Ich verspüre das starke Bedürfnis, meine Bedenken und Gedanken zu äußern. Du wirst hoffentlich Verständnis dafür haben, dass ich versuche, in besonnener Weise etwas auseinanderzunehmen, was üblicherweise polemisch diskutiert wird. Mein Anliegen ist es, mit diesem Beitrag eine sachliche Diskussion anzuregen. Ich habe nicht die Absicht, mich hier zu äußern, wer die Konferenz organisiert – beispielsweise darüber, wer wen weshalb zur Mitwirkung eingeladen hat – mir geht es um ganz andere Punkte.

Ihr schreibt von „Bildung zu Hause“ als „pädagogischer Innovation“! Soll hier mit der häuslichen Beschulung als einer neuen Pädagogik eine andere ergänzt oder ersetzt werden? Wäre dies nicht eine vielfältigere Form von „mehr desselben!“? Meiner Erfahrung nach wehren sich viele Menschen bei dem Gedanken, das Recht auf Selbstbestimmung in die Hände der Kinder zu legen, da diese doch gar nicht wüssten, was gut für sie ist. Ebenso, und vielleicht noch mehr, wehren sie sich, wenn nun die „Pädagogik“ in die Hände der Eltern gelegt werden soll.
 
Ihr schreibt: „Freies häusliches Lernen ist ein grundlegendes Menschenrecht“ – da habe ich mich gefragt: Wieso „häuslich“? Wieso „Lernen“? Ist Lernen nicht zu zielgerichtet? Ist es nicht gar zu leistungsbezogen? Wo verwirklicht sich das Recht etwas nicht zu lernen? Wieso nicht freie Bildung an sich, die weder ein bloßes Lernen noch ein bloßes häusliches Lernen bedingt?

Ich habe dieses wunderbare, von Dir übersetzte Buch gelesen. Im „Teenager Befreiungs Handbuch“ wendet sich die Autorin an genau die Menschen, um die es geht: die jungen Menschen! Gerade sie ermutigt sie, ihre eigene Bildung selbst in die Hand zu nehmen – bestückt mit zahllosen Beispielen von jungen Menschen, die dies tun und getan haben. Da hat es bei mir „klick“ gemacht, ich habe daraufhin begonnen, einen Blog zu schreiben, adressiert an eben die Menschen, deren „grundlegendes Menschenrecht“ es zu schützen gilt, die noch nicht einmal eine Ahnung davon haben, dass Ihnen dieses Recht zustehen sollte oder könnte: die sogenannten „Schüler“!

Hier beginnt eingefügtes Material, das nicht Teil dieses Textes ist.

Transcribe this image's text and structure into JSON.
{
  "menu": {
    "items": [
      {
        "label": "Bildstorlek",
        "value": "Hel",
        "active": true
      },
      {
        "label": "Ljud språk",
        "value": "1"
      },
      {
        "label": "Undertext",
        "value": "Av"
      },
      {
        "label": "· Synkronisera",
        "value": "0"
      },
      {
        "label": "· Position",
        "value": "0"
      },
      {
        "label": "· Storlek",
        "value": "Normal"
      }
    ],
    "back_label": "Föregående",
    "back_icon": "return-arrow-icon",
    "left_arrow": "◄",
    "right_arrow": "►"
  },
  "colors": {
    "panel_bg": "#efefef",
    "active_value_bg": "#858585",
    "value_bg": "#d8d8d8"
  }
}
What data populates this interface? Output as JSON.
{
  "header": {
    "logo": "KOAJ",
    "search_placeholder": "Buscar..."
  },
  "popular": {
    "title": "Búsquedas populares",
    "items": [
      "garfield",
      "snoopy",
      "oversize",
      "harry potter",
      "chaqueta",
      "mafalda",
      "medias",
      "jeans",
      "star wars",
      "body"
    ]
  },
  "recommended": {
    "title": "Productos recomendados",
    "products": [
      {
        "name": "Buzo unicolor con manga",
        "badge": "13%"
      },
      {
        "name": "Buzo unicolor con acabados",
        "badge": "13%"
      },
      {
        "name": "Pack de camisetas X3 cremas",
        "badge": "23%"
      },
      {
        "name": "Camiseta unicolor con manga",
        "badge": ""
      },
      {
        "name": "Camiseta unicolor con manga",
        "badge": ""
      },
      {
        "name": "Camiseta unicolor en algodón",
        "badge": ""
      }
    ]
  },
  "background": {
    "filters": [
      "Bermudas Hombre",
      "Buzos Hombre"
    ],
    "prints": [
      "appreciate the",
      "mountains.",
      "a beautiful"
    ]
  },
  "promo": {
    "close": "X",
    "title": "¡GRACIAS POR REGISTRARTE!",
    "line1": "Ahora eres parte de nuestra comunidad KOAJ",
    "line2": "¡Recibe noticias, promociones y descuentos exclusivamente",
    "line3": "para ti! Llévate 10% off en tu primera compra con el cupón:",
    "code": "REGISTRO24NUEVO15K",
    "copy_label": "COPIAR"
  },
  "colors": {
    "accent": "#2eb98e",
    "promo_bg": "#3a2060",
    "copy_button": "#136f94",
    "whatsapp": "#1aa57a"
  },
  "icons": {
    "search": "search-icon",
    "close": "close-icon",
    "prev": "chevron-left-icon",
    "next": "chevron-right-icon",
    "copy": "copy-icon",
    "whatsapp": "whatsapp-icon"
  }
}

Und nun lese ich, was ihr unter „Menschenrecht“ versteht: „Das Recht der Eltern, über die Form der Erziehung zu entscheiden, die ihre Kinder erhalten.“ Ich muss sagen, ich bin aus allen Wolken gefallen, so sehr erschüttert mich das! Ist es wirklich „ungerecht und einer freien Gesellschaft unwürdig“, wenn Eltern dieses Grundrecht verweigert wird? Ist es nicht vielmehr gegen die Würde eines jeden Menschen, wenn er als Erziehungsobjekt gesehen und behandelt wird? Als unfertiger Mensch, der belehrt und „gebildet werden“ muss? Die Kinder sind Erziehungsobjekte der heiligen Allianz Eltern und Pädagogen - welcher Part dieser heiligen Allianz nun mehr Macht hat, spielt da doch wahrlich keine Rolle! Soll um diese Macht nun weiter gefochten werden? Abgesehen von meiner festen Überzeugung, dass es auf diesem Schlachtfeld keinen Gewinner geben kann und wird, so befürchte ich im Zuge dieses „Kampfes“ eine Verhärtung der Fronten – und das wäre doch total kontraproduktiv, ja regelrecht ein gefährlicher Schuss nach hinten!

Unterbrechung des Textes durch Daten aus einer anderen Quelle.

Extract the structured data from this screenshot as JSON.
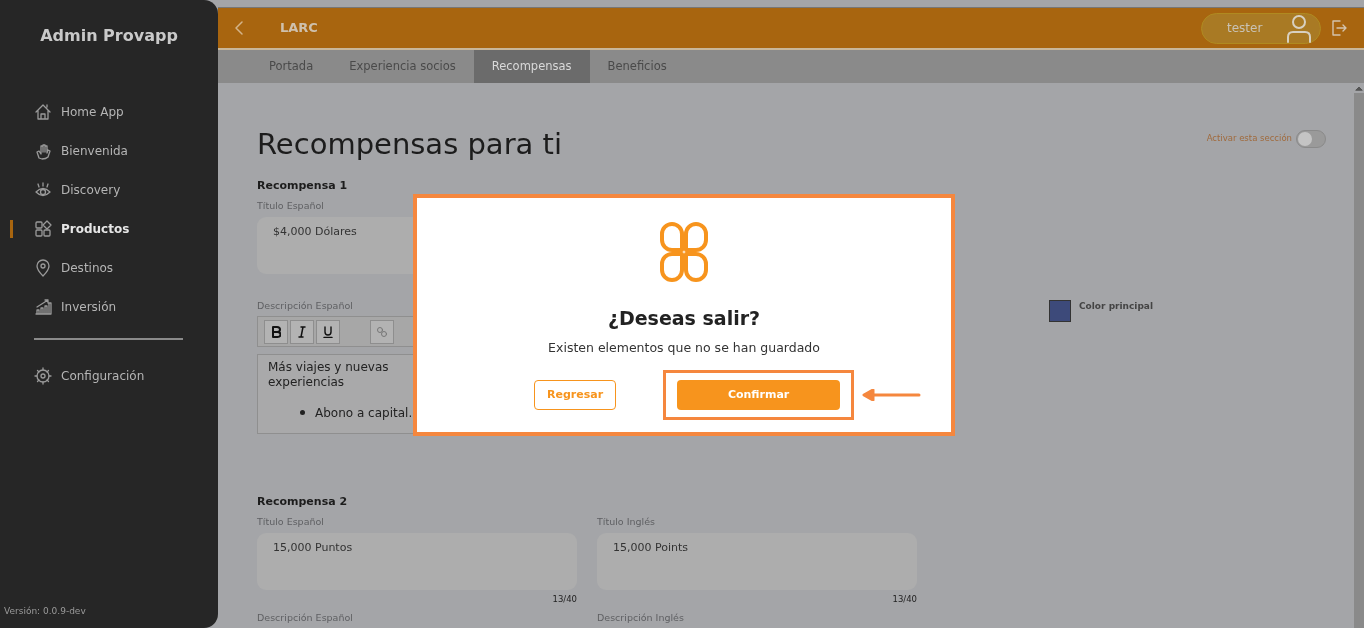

„Niemand kennt ein Kind besser als die Eltern, und jedes Kind ist ein Individuum.“ Würden die „Kinder“ dem wohl zustimmen? Sind sie sich eigentlich dessen bewusst, dass sie Individuen sind? Werden sie so behandelt? Fühlen sie sich als Individuen respektiert und in ihrer Würde geachtet? Erleben sie sich eigentlich als Herr ihrer selbst, dürfen sie das überhaupt? Aufgrund meiner eigenen beruflichen Erfahrung (als Psychologin) kann ich nicht ruhigen Gewissens für das propagierte Elternrecht plädieren, denn die Eltern sind nicht in jedem Falle die Quelle körperlicher, seelischer und geistiger Gesundheit. Ich nehme zuhauf eine furchtbare Missachtung der Grundrechte junger Menschen wahr (Würde! freie Entfaltung der Persönlichkeit! Freiheit!) – vonseiten der Eltern, vonseiten der Schule – es spielt keine Rolle: schlichtweg vonseiten der Erwachsenen!

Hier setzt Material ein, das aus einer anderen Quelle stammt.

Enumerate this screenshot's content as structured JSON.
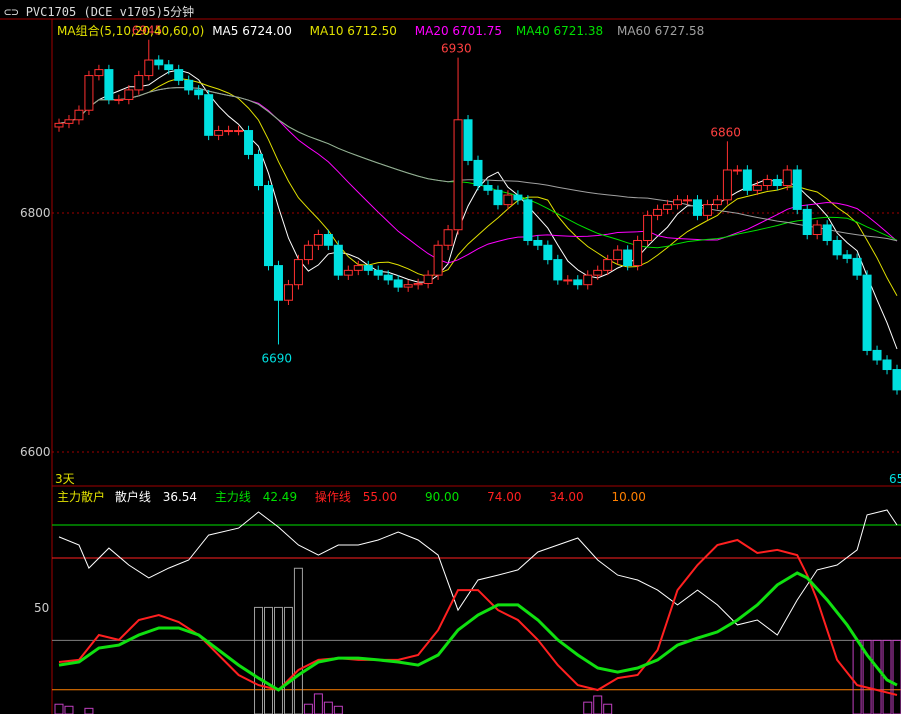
{
  "window": {
    "title": "PVC1705 (DCE v1705)5分钟",
    "icon": "link-icon"
  },
  "legend": {
    "group": "MA组合(5,10,20,40,60,0)",
    "items": [
      {
        "label": "MA5 6724.00",
        "color": "#ffffff"
      },
      {
        "label": "MA10 6712.50",
        "color": "#e0e000"
      },
      {
        "label": "MA20 6701.75",
        "color": "#ff00ff"
      },
      {
        "label": "MA40 6721.38",
        "color": "#00e000"
      },
      {
        "label": "MA60 6727.58",
        "color": "#a0a0a0"
      }
    ]
  },
  "price_axis": {
    "ticks": [
      "6800",
      "6600"
    ]
  },
  "bottom_label": "3天",
  "right_cut_label": "65",
  "indicator": {
    "name": "主力散户",
    "items": [
      {
        "label": "散户线",
        "value": "36.54",
        "color": "#ffffff"
      },
      {
        "label": "主力线",
        "value": "42.49",
        "color": "#00e000"
      },
      {
        "label": "操作线",
        "value": "55.00",
        "color": "#ff2020"
      }
    ],
    "levels": [
      {
        "value": "90.00",
        "color": "#00e000"
      },
      {
        "value": "74.00",
        "color": "#ff2020"
      },
      {
        "value": "34.00",
        "color": "#ff2020"
      },
      {
        "value": "10.00",
        "color": "#ff8000"
      }
    ],
    "axis_tick": "50"
  },
  "chart_data": [
    {
      "type": "candlestick",
      "title": "PVC1705 5分钟",
      "ylim": [
        6600,
        6950
      ],
      "close": [
        6875,
        6878,
        6886,
        6915,
        6920,
        6895,
        6895,
        6903,
        6915,
        6928,
        6924,
        6920,
        6911,
        6903,
        6899,
        6865,
        6869,
        6869,
        6869,
        6849,
        6823,
        6756,
        6727,
        6740,
        6761,
        6773,
        6782,
        6773,
        6748,
        6752,
        6756,
        6752,
        6748,
        6744,
        6738,
        6740,
        6741,
        6748,
        6773,
        6786,
        6878,
        6844,
        6823,
        6819,
        6807,
        6815,
        6811,
        6777,
        6773,
        6761,
        6744,
        6744,
        6740,
        6748,
        6752,
        6761,
        6769,
        6756,
        6777,
        6798,
        6803,
        6807,
        6811,
        6811,
        6798,
        6807,
        6811,
        6836,
        6836,
        6819,
        6823,
        6828,
        6823,
        6836,
        6803,
        6782,
        6790,
        6777,
        6765,
        6762,
        6748,
        6685,
        6677,
        6669,
        6652
      ],
      "annotations": [
        {
          "index": 9,
          "price": 6945,
          "label": "6945",
          "color": "#ff4040"
        },
        {
          "index": 40,
          "price": 6930,
          "label": "6930",
          "color": "#ff4040"
        },
        {
          "index": 22,
          "price": 6690,
          "label": "6690",
          "color": "#00e0e0"
        },
        {
          "index": 67,
          "price": 6860,
          "label": "6860",
          "color": "#ff4040"
        }
      ],
      "ma_periods": [
        5,
        10,
        20,
        40,
        60
      ]
    },
    {
      "type": "line",
      "title": "主力散户",
      "ylim": [
        -2,
        100
      ],
      "series": [
        {
          "name": "散户线",
          "color": "#ffffff",
          "points": [
            [
              0,
              84.2
            ],
            [
              2,
              80.3
            ],
            [
              3,
              69.1
            ],
            [
              5,
              78.8
            ],
            [
              7,
              70.6
            ],
            [
              9,
              64.3
            ],
            [
              11,
              69.1
            ],
            [
              13,
              73
            ],
            [
              15,
              85.1
            ],
            [
              18,
              88.5
            ],
            [
              20,
              96.3
            ],
            [
              22,
              89
            ],
            [
              24,
              80.3
            ],
            [
              26,
              75.4
            ],
            [
              28,
              80.3
            ],
            [
              30,
              80.3
            ],
            [
              32,
              82.7
            ],
            [
              34,
              86.6
            ],
            [
              36,
              82.7
            ],
            [
              38,
              75.4
            ],
            [
              40,
              48.7
            ],
            [
              42,
              63.3
            ],
            [
              44,
              65.7
            ],
            [
              46,
              68.2
            ],
            [
              48,
              76.9
            ],
            [
              50,
              80.3
            ],
            [
              52,
              83.7
            ],
            [
              54,
              73
            ],
            [
              56,
              65.7
            ],
            [
              58,
              63.3
            ],
            [
              60,
              58.4
            ],
            [
              62,
              51.2
            ],
            [
              64,
              58.4
            ],
            [
              66,
              51.2
            ],
            [
              68,
              41.5
            ],
            [
              70,
              43.9
            ],
            [
              72,
              36.6
            ],
            [
              74,
              53.6
            ],
            [
              76,
              68.2
            ],
            [
              78,
              70.6
            ],
            [
              80,
              77.9
            ],
            [
              81,
              94.9
            ],
            [
              83,
              97.3
            ],
            [
              84,
              90
            ]
          ]
        },
        {
          "name": "操作线",
          "color": "#ff2020",
          "points": [
            [
              0,
              23.5
            ],
            [
              2,
              24.5
            ],
            [
              4,
              36.6
            ],
            [
              6,
              34.2
            ],
            [
              8,
              43.9
            ],
            [
              10,
              46.3
            ],
            [
              12,
              42.9
            ],
            [
              14,
              36.6
            ],
            [
              16,
              26.9
            ],
            [
              18,
              17.2
            ],
            [
              20,
              12.3
            ],
            [
              22,
              9.9
            ],
            [
              24,
              19.6
            ],
            [
              26,
              24.5
            ],
            [
              28,
              25.4
            ],
            [
              30,
              24.5
            ],
            [
              32,
              24.5
            ],
            [
              34,
              24.5
            ],
            [
              36,
              26.9
            ],
            [
              38,
              39
            ],
            [
              40,
              58.4
            ],
            [
              42,
              58.4
            ],
            [
              44,
              48.7
            ],
            [
              46,
              43.9
            ],
            [
              48,
              34.2
            ],
            [
              50,
              22
            ],
            [
              52,
              12.3
            ],
            [
              54,
              9.9
            ],
            [
              56,
              15.7
            ],
            [
              58,
              17.2
            ],
            [
              60,
              29.3
            ],
            [
              62,
              58.4
            ],
            [
              64,
              70.6
            ],
            [
              66,
              80.3
            ],
            [
              68,
              82.7
            ],
            [
              70,
              76.4
            ],
            [
              72,
              77.9
            ],
            [
              74,
              75.4
            ],
            [
              75,
              65.7
            ],
            [
              76,
              53.6
            ],
            [
              78,
              24.5
            ],
            [
              80,
              12.3
            ],
            [
              82,
              9.9
            ],
            [
              84,
              7.5
            ]
          ]
        },
        {
          "name": "主力线",
          "color": "#10e010",
          "points": [
            [
              0,
              22
            ],
            [
              2,
              23.5
            ],
            [
              4,
              30.3
            ],
            [
              6,
              31.7
            ],
            [
              8,
              36.6
            ],
            [
              10,
              40
            ],
            [
              12,
              40
            ],
            [
              14,
              36.6
            ],
            [
              16,
              29.3
            ],
            [
              18,
              22
            ],
            [
              20,
              15.7
            ],
            [
              22,
              9.9
            ],
            [
              24,
              17.2
            ],
            [
              26,
              23.5
            ],
            [
              28,
              25.4
            ],
            [
              30,
              25.4
            ],
            [
              32,
              24.5
            ],
            [
              34,
              23.5
            ],
            [
              36,
              22
            ],
            [
              38,
              26.9
            ],
            [
              40,
              39
            ],
            [
              42,
              46.3
            ],
            [
              44,
              51.2
            ],
            [
              46,
              51.2
            ],
            [
              48,
              43.9
            ],
            [
              50,
              34.2
            ],
            [
              52,
              26.9
            ],
            [
              54,
              20.6
            ],
            [
              56,
              18.6
            ],
            [
              58,
              20.6
            ],
            [
              60,
              24.5
            ],
            [
              62,
              31.7
            ],
            [
              64,
              35.1
            ],
            [
              66,
              38.1
            ],
            [
              68,
              43.9
            ],
            [
              70,
              51.2
            ],
            [
              72,
              60.9
            ],
            [
              74,
              66.7
            ],
            [
              75,
              64.3
            ],
            [
              77,
              53.6
            ],
            [
              79,
              41.5
            ],
            [
              81,
              26.9
            ],
            [
              83,
              14.8
            ],
            [
              84,
              12.3
            ]
          ]
        }
      ],
      "bars": [
        [
          0,
          3
        ],
        [
          1,
          2
        ],
        [
          3,
          1
        ],
        [
          20,
          50
        ],
        [
          21,
          50
        ],
        [
          22,
          50
        ],
        [
          23,
          50
        ],
        [
          24,
          69
        ],
        [
          25,
          3
        ],
        [
          26,
          8
        ],
        [
          27,
          4
        ],
        [
          28,
          2
        ],
        [
          53,
          4
        ],
        [
          54,
          7
        ],
        [
          55,
          3
        ],
        [
          80,
          34
        ],
        [
          81,
          34
        ],
        [
          82,
          34
        ],
        [
          83,
          34
        ],
        [
          84,
          34
        ]
      ],
      "hlines": [
        90,
        74,
        34,
        10
      ]
    }
  ]
}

Für wessen Grundrechte wollt Ihr Euch einsetzen? Ihr, die „heterogene globale Bewegung von Eltern, die das Beste für ihre Kinder möchten und die ihre eigenen, einzigartigen Möglichkeiten gefunden haben, um ihre Kinder zu erziehen.“ Eine vielfältige und globale Bewegung ist wunderbar! Und ich gehe grundsätzlich davon aus, dass Eltern das Beste möchten. Ob das, was sie tun, wie sie erziehen oder wie sie „ihre Kinder bilden“, wirklich das Beste ist (oder im Nachhinein war), ist eine ganz andere Frage! Wer anderes vermag darüber zu urteilen, wenn nicht die von Erziehung betroffenen (um nicht zu sagen: befallenen) Menschen selbst?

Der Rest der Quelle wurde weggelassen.